I decided to include a map at the front of my activity book of all of the locations in one go. By doing this, I got a copy of the map of London on Google Maps, and traced over the main parts of the map. I thought this would be a really nice addition to the book. Because London is so complex to draw, I simplified by drawing only the main roads and the River Thames, then by dotting the areas I have visited around. By doing this, it allows room for people to perhaps doodle on the page themselves and record down anywhere that they have visited to put on the map.

I originally tried drawing the Thames and the roads on one sheet, but there was far too much clash. I then drew out each part separately and combined them altogether. The Thames I wanted to stand out a little more than the rest, because that could be seen as the guide to where you are when you see your bearings from the Thames.

I experimented with different ways of presenting the Thames, in the end I went for the bold blue colour to overlay on the roads, it gives the map a little more depth without it becoming too much in the detail or colour.

I thought about including small sketches on the map to help highlight to people what is where, however because my topics are so varied on the activity book, I couldn’t sketch one sketch for every area that I went to, because my book is about the weird parts of London, not the common parts that everyone knows about.

I stuck to the dots scattered on the page, each one giving a brief idea of where my locations exactly were. I really liked the style of this as a whole. The dots are left hollow for people to colour if they wish, and there is plenty of space for people to write down any other pieces of information and/or discoveries that they have found.

I also included a map of the Kingsway Tram Subway. This was done quickly to give people an idea of where to walk to find the other entrance, but also they can complete the map and write notes around it if they please.

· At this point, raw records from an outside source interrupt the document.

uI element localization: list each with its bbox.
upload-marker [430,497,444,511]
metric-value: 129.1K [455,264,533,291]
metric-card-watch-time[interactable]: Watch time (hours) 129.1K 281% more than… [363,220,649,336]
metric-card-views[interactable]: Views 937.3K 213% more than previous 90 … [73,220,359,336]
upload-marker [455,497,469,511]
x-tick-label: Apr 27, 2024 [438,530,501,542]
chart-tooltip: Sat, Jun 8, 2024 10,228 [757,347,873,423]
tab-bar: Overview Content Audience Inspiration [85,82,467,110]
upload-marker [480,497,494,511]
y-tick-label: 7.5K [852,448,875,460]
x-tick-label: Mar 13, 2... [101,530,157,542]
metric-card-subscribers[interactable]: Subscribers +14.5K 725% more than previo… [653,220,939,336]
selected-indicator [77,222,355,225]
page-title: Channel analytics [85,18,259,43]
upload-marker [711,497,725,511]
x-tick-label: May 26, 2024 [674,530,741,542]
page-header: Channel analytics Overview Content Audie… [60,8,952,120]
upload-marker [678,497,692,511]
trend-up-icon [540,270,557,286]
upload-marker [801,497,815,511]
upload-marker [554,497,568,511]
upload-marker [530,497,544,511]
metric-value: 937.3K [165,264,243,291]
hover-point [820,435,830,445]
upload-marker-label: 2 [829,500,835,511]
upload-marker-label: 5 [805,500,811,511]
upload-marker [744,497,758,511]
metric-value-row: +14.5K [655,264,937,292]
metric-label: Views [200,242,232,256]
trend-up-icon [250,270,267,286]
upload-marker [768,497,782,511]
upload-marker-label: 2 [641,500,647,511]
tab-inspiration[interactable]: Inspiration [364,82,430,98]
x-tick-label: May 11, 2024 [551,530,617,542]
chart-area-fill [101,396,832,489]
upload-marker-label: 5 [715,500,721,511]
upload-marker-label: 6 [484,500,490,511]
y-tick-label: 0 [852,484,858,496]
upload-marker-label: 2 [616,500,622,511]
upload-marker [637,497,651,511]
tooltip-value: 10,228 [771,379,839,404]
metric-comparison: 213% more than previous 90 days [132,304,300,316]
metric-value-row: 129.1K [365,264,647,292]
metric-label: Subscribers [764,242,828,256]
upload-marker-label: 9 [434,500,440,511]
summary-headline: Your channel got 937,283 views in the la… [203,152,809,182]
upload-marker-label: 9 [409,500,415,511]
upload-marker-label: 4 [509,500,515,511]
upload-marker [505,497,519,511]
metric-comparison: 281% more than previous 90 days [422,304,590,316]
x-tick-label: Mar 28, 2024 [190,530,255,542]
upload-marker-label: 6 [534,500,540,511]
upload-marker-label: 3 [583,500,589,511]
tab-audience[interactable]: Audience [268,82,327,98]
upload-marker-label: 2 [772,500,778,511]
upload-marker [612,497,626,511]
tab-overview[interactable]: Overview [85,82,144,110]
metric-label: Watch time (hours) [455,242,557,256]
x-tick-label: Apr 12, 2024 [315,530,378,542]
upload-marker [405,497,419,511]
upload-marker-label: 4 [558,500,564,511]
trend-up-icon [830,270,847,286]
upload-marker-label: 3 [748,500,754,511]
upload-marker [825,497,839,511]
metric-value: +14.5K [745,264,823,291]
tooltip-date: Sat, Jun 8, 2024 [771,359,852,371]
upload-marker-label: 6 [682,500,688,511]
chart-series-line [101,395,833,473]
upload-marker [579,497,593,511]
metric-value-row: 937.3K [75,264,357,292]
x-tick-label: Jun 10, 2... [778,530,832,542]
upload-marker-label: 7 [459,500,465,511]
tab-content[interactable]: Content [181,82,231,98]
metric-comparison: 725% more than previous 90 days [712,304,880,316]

Also, I did the same technique as with the 7 noses. By using Google Maps, I was able to accurately see where the roads were so people could get a good understanding of where they would need to go and what they would be looking for if they were using Google Maps themselves whilst travelling.

Emily doodles again.

Here are another few examples of the drawings I quickly did in response to my visits. I kept to the same theme of sketching like the rest of my drawings, apart from the Traffic Light Tree drawing, which I traced over from an existing picture I had taken of it. I thought this would be a good activity in getting people to colour the picture in instead for that page, which I found works really well.